Nothingisblackandwhite · 24/04/2023 23:57

I can’t grasp the no children rule at weddings , ir was never like this years ago

I was born in 1970 in Yorkshire and went to no weddings as a child!

I went to lots of weddings in to 90s onwards and babes in arms were often present but rarely children unless the couple’s own. Most weddings had adult bridesmaids.

I’m sure neither of us is lying but you have to conclude it’s tricky to say what the norm was.
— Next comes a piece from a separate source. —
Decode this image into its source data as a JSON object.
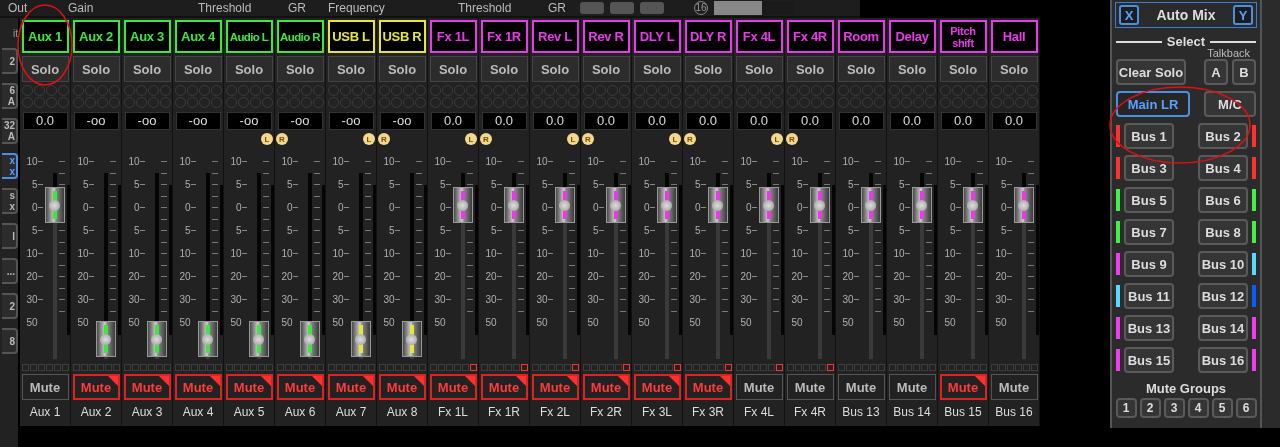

I think a lot of children like the idea of a wedding; bride looking like a princess, food, party, but the vast majority are bored witless by the reality and unsurprisingly are prone to running around squealing during the ceremony, wedding breakfast and speeches and having tantrums. The three weddings I’ve been to with young children (as opposed to babies) saw them disrupting things at points. The worst wasn’t actually bad for us guests, but awful for the child’s parents, who were the sister and BIL of the bride, as they missed most of it tag teaming with their little girl who was having the mother of all tantrums. They are friends of mine and she wasn’t normally like that but just couldn’t cope I assume. The parents had that grim, hollow-eyed look I feel I sure I wore myself a few times when DD1 was little. Such a shame as the sisters are close and she was Maid of Honour and I’m sure wanted to enjoy it.

GoodChat · 25/04/2023 05:46

@LuckySantangelo35 you're clearly choosing to misunderstand everything I've said.

YetMoreNewBeginnings · 25/04/2023 05:55

I was born in 1970 in Yorkshire and went to no weddings as a child!

I was a flower girl twice in the early 80s. They were the only two weddings I went to as a child.

One of them had three child flower girls and we got to attend the (long, very boring) service and the photos and then got collected! Didn’t even get to go to the meal.